As someone who’s pretty much focused solely on joint/movement work for a while, my conditioning is far from what it used to be. I entered a no-dribbling 2-on-2 drill with some kids during class and my heart almost exploded. It maybe lasted four minutes. The optimist in me wanted to recognize that I moved really well, but the pragmatic, realist took hard notice at my incapacity for sustained work. That’s the thing about fitness — the focus that gets you success in one place always comes at the cost of something else. My neglected energy systems were in serious need of development.
I’ve never been a runner or enjoyed running (except when I punished myself on lonely holidays), so I wasn’t interested in logging miles or using machines to do steady state cardio. I also wasn’t a fan of circuited HIIT work. It always seemed a little excessive. Furthermore, I needed a bridge to get me from here to there. I’m past that area in life where busting my ass for the sake of busting my ass seems like a fantastic idea.
Working as hard as you should, not as hard as you could, seems to be the key to longevity.
Oxidative lifting turned out to be the happy medium I was seeking. It was slower, it was steady, it had room for variability. I first stumbled upon this concept through Mike Robertson’s site. The argument that all types of endurance training has its rightful place appealed to me. He referenced Joel Jamieson’s Ultimate MMA Conditioning several times in follow up articles, so I decided to pick it up. It outlined a lot of information on both aerobic and anaerobic training that I hadn’t even considered before. The idea that conditioning could be precise and specific appealed to me. The fact that it didn’t have to be tortuous was even more intriguing.
Michael Howell, a fellow Salemite, explained many forms of tempo work could become at the Free Fitness Summit this past January. He followed up his presentation with this article that outlined a simple oxidative lifting protocol for beginners. Here are the bullet points of the information he provided that satisfied my criteria to try:
- Download the Seconds app to turn your phone into an interval timer (free)
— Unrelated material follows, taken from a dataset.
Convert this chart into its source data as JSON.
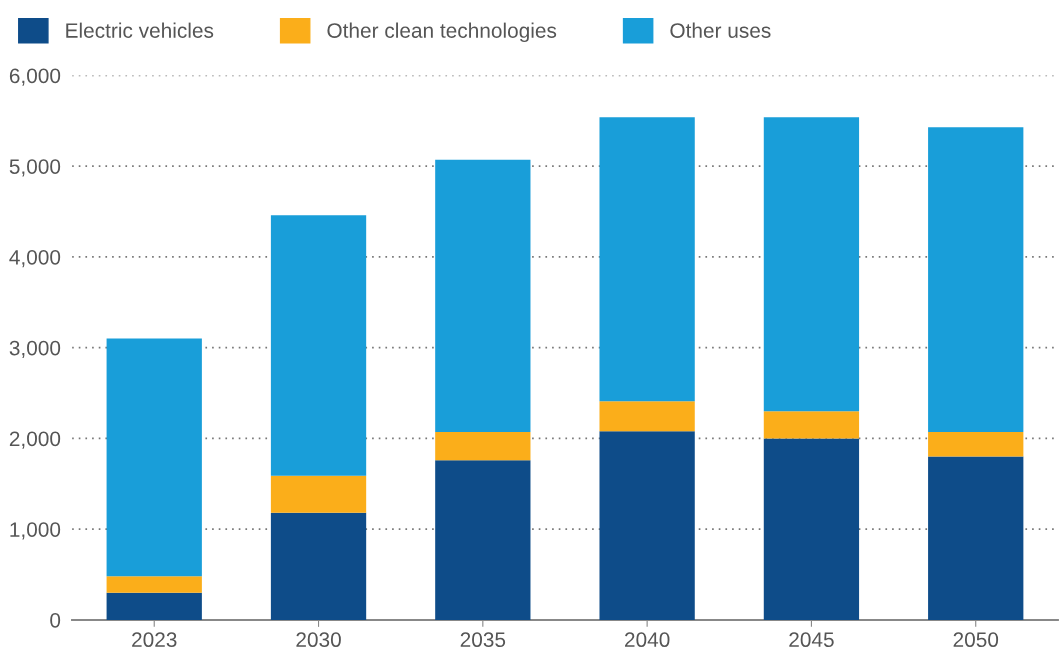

- Choose a full body, multi-joint exercise
- Note: ensure that as you perform these movements that you keep constant tension. No ‘resting’ at the top or bottom; stay an inch or so from lockout at the end ranges.
- Set the HIIT timer for 8 sets of intervals of 40 sec high intensity and 40 sec low intensity
- Complete 10 reps of 2 seconds up, 2 seconds down in each interval
- Rest can be active or passive ( I chose active – light walking around)
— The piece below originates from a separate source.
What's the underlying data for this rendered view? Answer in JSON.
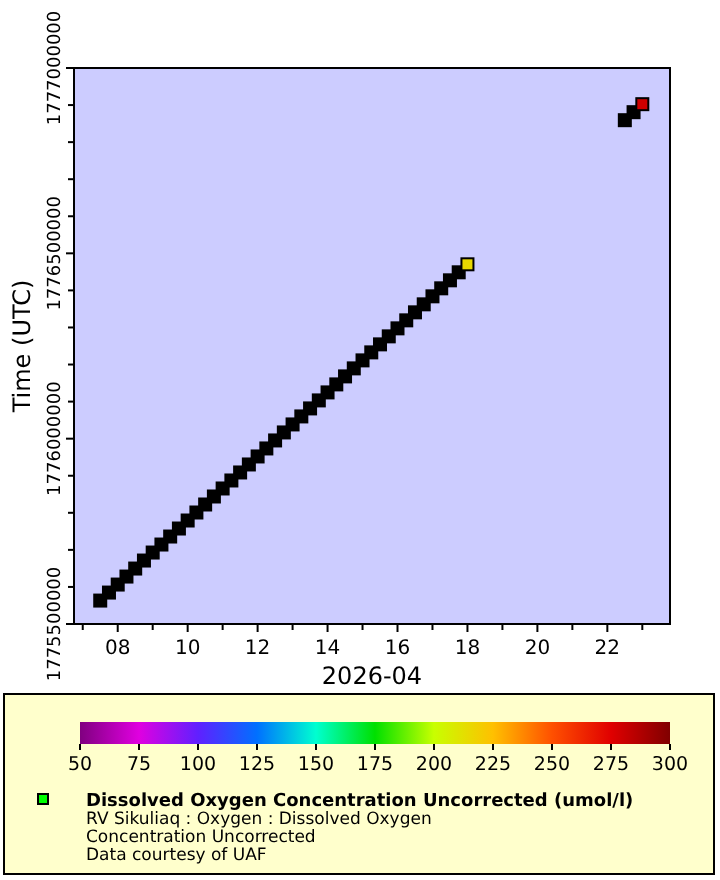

- I also set a 15-sec warm up time to get into position with the weight:
Mike demonstrates oxidative ‘potato sack squats’. More science and benefits can be found earlier in the video.
I performed this with front squats (bar only), pushups (two on the ground and rounds 3 and 4 with elevated torso), and Romanian deadlifts (true deadlifts seem to beckon an ‘on the ground’ point of tension loss) on three different occasions. The front squats started my workout that day. The deadlifts and pushups were used as finishers. Next up is inverted rows, likely kicking off the session if everything feels good. Expect delayed onset muscle soreness to greet you a day or two after finishing.
Being a big believer in doing what you actually like to do, there’s always a form of weakness practice out there that will suit you. In doing the digging to find it, you end up with one more tool in the toolbox, another notch to problem solving, and one more thing you can share to help others.